Derrière la critique d’un projet de restauration qualifié de « superflu et délirant », malgré l’abandon de sa mouture la plus dispendieuse par le ministère de la Culture, les scientifiques craignent de perdre l’identité d’un lieu auxquels ils sont farouchement attachés. « La beauté, le charme du Palais de la découverte, c’est que l’on y voit physiquement des expériences en marche », explique Sébastien Balibar, physicien membre de l’Académie des sciences. Les expériences et leur présentation par des médiateurs hautement qualifiés font en effet toute l’originalité de ce lieu.

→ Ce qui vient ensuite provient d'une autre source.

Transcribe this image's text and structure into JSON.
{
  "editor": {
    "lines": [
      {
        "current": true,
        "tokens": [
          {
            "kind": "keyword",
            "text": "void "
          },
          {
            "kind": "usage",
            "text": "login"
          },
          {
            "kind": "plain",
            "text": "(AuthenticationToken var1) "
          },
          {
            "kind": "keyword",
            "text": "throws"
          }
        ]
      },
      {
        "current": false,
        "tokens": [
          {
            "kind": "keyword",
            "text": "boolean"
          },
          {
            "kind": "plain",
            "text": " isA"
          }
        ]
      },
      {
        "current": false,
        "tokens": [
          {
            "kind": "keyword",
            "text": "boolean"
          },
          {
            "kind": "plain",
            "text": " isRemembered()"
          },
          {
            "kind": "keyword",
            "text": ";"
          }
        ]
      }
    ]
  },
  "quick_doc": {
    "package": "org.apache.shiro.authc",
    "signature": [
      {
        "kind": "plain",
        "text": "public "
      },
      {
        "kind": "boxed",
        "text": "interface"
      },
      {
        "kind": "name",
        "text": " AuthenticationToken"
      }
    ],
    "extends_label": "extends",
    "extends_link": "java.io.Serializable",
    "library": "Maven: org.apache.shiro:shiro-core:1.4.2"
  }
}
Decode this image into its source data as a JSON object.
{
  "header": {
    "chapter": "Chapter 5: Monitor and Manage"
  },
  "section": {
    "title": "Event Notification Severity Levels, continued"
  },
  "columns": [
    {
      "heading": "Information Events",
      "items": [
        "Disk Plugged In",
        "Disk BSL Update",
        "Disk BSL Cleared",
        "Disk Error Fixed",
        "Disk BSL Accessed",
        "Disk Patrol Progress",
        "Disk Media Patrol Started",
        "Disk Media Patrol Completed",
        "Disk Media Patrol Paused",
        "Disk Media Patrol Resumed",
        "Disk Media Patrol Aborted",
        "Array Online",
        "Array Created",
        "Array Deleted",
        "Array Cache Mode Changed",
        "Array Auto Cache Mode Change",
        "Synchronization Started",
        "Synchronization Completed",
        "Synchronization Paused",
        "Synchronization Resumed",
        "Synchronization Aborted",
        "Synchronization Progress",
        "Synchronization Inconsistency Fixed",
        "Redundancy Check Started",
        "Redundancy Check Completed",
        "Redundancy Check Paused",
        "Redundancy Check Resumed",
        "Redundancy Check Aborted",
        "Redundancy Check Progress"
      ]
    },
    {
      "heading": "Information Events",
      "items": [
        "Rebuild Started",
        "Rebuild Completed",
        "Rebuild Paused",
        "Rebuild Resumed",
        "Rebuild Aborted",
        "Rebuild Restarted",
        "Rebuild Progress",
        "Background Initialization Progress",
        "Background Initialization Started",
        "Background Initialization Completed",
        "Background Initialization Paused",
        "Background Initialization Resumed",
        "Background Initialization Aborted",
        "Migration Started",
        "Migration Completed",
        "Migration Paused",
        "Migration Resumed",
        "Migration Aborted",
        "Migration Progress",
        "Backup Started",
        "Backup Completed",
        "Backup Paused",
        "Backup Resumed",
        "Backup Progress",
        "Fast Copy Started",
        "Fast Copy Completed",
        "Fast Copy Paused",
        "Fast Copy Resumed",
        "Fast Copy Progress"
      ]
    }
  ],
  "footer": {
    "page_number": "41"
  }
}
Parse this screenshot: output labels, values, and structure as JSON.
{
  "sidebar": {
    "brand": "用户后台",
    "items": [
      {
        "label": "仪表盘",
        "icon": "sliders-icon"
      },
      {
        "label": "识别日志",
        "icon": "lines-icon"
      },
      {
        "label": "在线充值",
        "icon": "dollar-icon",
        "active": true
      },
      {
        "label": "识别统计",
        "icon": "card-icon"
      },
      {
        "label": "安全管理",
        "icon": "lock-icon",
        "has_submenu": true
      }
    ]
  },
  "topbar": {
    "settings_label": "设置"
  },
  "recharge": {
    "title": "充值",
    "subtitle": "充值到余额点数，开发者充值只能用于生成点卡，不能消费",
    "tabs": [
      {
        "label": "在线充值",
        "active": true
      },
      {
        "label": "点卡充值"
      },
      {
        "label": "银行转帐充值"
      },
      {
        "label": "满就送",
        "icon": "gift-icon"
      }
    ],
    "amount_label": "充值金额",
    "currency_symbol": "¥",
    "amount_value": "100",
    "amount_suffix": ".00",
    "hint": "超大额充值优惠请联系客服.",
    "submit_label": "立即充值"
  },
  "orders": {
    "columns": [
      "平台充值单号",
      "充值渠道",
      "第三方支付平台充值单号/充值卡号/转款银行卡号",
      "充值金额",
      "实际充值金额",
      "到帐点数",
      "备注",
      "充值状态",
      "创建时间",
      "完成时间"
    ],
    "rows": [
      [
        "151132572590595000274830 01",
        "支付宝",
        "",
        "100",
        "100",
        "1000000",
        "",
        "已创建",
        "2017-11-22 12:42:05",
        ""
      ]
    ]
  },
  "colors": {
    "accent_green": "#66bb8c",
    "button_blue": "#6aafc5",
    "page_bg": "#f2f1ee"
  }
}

Adopté début 2019, le projet scientifique et culturel (PSC) du futur Palais de la découverte est la source première des inquiétudes des défenseurs du lieu. « Un PSC est toujours un projet détaillé, alors que ce document de soixante pages est extrêmement flou, indique un cadre du Palais de la découverte. Malgré de bonnes intentions orales, ce qui est écrit n’inspire pas confiance. On a le sentiment qu’il y a un loup quelque part. » Pour ce membre du personnel du musée qui préfère garder l’anonymat, la restauration est nécessaire et la restructuration justifiée : « Certaines salles ne sont exploitées que quatre heures par jour. Quand on réfléchit en termes de rentabilité au mètre carré, je comprends que ce soit difficilement supportable », concède-t-il. Mais l’esprit du Palais de la découverte est-il conservé dans le nouveau PSC ? « Nous craignons d’arriver à quelque chose de beaucoup moins expérimental, et qui passera beaucoup plus par les écrans. » Si des indices dans le document laissent présager de cette orientation, rien ne le dit clairement. « On nous reproche de faire un procès d’intention, mais depuis la fusion de la Cité des sciences et du Palais de la découverte il y a dix ans, nous sommes fortement phagocytés par les méthodes de fonctionnement d’Universcience », se justifie le cadre.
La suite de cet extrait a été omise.